I agree with Chris Mooney — on *the* most important thing

Chris Mooney offers this observation in what (I’m sure) will not be his final word on RBH (the Republican Brain Hypothesis):

The closing words of The Republican Brain are these:

believe that I am right, but I know that I could be wrong. Truth is something that I am driven to search for. Nuance is something I can handle. And uncertainty is something I know I’ll never fully dispel.

These are not the words of someone who is certain in his beliefs—much less certain of the conclusion that Dan Kahan calls the “asymmetry thesis.”

This, in my view, masterfully conveys the correct attitude for anyone who says anything that is subject to observation & testing (I guess there are other things worth saying; put that aside). It’s how a person who truly gets science’s way of knowing talks (those who don’t really get it march around pronouncing this & that has been “proved”).

I don’t think there’s anything wrong, either, with being willing to advance with great conviction, strength, & urgency claims that one holds subject to this attitude.

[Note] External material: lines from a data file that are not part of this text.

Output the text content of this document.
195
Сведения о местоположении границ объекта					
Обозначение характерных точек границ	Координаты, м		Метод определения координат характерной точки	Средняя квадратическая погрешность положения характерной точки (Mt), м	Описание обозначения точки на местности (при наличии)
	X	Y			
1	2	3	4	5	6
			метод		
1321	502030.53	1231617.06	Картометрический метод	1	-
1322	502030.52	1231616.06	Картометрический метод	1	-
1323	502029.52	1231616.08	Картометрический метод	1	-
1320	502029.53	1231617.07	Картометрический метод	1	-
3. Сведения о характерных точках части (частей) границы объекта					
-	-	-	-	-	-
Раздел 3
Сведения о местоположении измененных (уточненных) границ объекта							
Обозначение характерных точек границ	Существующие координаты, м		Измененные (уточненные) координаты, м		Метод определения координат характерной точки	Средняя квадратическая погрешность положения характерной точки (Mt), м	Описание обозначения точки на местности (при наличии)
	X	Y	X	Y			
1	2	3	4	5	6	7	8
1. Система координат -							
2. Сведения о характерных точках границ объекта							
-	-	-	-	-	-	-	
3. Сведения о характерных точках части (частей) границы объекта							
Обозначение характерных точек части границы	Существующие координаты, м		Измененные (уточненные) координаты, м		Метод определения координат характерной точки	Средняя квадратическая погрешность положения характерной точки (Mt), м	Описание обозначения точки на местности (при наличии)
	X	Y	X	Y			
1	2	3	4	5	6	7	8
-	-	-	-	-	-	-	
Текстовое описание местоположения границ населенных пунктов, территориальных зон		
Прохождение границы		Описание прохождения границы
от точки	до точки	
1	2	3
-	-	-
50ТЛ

Indeed, it will often be essential to do this: recognizing the provisionality of knowledge is not a reason for failing to advocate & act on the basis of the best available evidence when failure to act could result in dire consequences.

There’s a ton of spirit in Mooney but not an ounce of dogmatism.

He communicates important elements of science’s way of knowing by his example as well as by his words.

For record: he could be right — because I could be wrong to think there is no consequential difference in how contemporary “liberals” & “conservatives” process policy-relevant science. (The problem, I think, is not with how anyone thinks; it is with a polluted communication enviornment that needs to be repaired and protected.)

The dialectic of conjecture & refutation is a dialog among people who agree on something much more important than anything they might disagree about.